The handoff layer is Syncthing. QualitativAi's Syncthing handoff post says the Brain keeps the vault and full context, while the Flow Arm only sees its workspace plus a shared transfer folder. That matches Syncthing's documentation, which describes direct file exchange across devices instead of cloud upload.
Taste memory
The review loop has three steps:
- Gemini 3 Flash describes and scores images before the human sees them, according to QualitativAi's pre-evaluation post.
- The filmmaker reviews each output on score, tier, tone, fit, tags, and failure mode, while QualitativAi's human review post says the gap between machine prediction and human judgment becomes the learning signal.
- Gemini Embeddings 2 stores the image descriptions, metadata, and feedback as taste memory, which QualitativAi's taste memory post says supports retrieval by visual and semantic similarity.
That last step lines up with Google's embeddings docs, which describe gemini-embedding-2 as a multimodal embedding model that maps text, images, video, audio, and documents into a shared space. It is a neat fit for a filmmaker archive because the stored asset is not just the image, but the judgment attached to it.
Holdout test
The only number in the thread is modest, which makes it more believable. In QualitativAi's holdout test, the system's blind holdout score improved from 3 out of 31 before taste seeding to 7 out of 31 after the first round.

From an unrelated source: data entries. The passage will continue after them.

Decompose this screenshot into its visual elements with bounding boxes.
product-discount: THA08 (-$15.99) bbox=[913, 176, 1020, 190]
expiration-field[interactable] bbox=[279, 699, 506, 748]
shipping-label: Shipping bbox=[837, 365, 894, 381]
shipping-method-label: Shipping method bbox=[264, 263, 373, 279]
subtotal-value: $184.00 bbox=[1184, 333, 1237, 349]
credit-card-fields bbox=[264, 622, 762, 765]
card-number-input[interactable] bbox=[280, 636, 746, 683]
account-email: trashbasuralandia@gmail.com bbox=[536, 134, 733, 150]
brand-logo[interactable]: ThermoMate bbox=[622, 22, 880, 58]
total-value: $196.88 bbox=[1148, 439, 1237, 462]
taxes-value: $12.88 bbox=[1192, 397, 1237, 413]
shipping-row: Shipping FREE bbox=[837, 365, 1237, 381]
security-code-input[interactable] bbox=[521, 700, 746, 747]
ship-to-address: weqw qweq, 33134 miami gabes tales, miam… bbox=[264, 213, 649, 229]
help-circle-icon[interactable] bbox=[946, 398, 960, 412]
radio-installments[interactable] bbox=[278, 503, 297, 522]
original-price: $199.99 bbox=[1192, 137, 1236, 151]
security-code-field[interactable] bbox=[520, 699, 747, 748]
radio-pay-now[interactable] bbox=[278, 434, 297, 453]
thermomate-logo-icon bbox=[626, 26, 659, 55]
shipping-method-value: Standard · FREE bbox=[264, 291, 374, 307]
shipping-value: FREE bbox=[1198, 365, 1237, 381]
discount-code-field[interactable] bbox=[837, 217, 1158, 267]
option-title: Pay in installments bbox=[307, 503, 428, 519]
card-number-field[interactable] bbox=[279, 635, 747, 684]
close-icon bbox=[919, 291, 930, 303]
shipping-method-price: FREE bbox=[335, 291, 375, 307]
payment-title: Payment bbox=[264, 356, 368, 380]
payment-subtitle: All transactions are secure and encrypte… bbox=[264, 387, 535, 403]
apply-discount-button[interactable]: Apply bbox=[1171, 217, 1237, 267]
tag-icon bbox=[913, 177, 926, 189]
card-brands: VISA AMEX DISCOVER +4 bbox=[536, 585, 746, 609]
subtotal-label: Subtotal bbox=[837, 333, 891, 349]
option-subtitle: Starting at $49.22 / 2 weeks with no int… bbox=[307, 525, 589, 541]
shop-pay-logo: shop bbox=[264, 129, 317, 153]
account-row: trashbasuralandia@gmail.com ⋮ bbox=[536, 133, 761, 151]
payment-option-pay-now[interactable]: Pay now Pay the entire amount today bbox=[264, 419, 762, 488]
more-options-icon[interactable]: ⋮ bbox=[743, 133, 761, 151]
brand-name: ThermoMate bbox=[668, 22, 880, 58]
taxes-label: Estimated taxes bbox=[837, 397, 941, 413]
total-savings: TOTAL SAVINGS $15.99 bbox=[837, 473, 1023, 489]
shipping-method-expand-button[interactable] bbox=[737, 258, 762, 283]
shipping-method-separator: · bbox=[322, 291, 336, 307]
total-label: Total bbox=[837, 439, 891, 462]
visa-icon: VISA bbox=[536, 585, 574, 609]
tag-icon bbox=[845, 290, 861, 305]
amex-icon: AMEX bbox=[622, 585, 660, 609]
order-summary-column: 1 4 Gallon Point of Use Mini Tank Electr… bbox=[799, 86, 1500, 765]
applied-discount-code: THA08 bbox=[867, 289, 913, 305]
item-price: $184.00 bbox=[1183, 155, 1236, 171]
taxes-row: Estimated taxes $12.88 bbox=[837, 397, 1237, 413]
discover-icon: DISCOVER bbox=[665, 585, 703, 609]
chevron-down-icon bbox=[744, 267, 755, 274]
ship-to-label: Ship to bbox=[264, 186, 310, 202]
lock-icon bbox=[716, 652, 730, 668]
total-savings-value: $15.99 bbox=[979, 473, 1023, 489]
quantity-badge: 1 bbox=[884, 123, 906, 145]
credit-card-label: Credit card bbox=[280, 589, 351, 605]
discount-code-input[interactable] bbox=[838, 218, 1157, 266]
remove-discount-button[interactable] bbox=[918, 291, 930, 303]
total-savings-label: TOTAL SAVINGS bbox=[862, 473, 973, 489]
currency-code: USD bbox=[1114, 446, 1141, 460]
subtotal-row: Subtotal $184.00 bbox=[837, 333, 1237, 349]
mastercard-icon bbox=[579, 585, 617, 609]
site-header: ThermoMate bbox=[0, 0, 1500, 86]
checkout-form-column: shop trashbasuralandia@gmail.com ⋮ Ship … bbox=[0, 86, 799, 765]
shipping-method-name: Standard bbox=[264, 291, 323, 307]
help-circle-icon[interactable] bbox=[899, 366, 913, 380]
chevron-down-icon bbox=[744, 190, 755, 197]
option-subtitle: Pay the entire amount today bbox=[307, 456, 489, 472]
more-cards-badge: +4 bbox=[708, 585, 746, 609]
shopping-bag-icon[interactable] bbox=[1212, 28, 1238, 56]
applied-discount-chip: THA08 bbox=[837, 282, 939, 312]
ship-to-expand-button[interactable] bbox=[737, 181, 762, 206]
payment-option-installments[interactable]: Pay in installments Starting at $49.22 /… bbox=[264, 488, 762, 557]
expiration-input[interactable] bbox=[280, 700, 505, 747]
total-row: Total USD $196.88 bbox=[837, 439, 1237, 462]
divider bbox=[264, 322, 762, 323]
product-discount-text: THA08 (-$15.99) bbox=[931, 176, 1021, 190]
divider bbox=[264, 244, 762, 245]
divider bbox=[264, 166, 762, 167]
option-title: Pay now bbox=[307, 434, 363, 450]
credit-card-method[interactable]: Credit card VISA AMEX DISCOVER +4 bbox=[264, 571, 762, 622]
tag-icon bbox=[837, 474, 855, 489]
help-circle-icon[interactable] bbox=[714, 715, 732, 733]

That is still a weak hitter by recommendation-system standards, but it is enough to turn memory into a usable interface. QualitativAi's lightboxes post says the archive can already assemble lightboxes for requests like corrupted sacred imagery or mountain sunset shots, which is the first practical payoff of the taste layer even before the ranking gets especially good.
Future arms
The closing reveal is that Flow Arm is only the first worker. QualitativAi's prompt learning post says the system already tracks prompt successes and failures and can turn repeated model-specific observations into playbook rules. Then QualitativAi's future arms post expands the same bounded-worker pattern to Midjourney, Hailuo, Dreamina, video tools, sound tools, and editorial tools.
That extension is where this stops looking like a one-off hackathon demo and starts looking like a general creator harness. QualitativAi's long-horizon goal post describes the target as compounding creative memory, where every approval, rejection, prompt, and canon decision makes the next run easier to steer.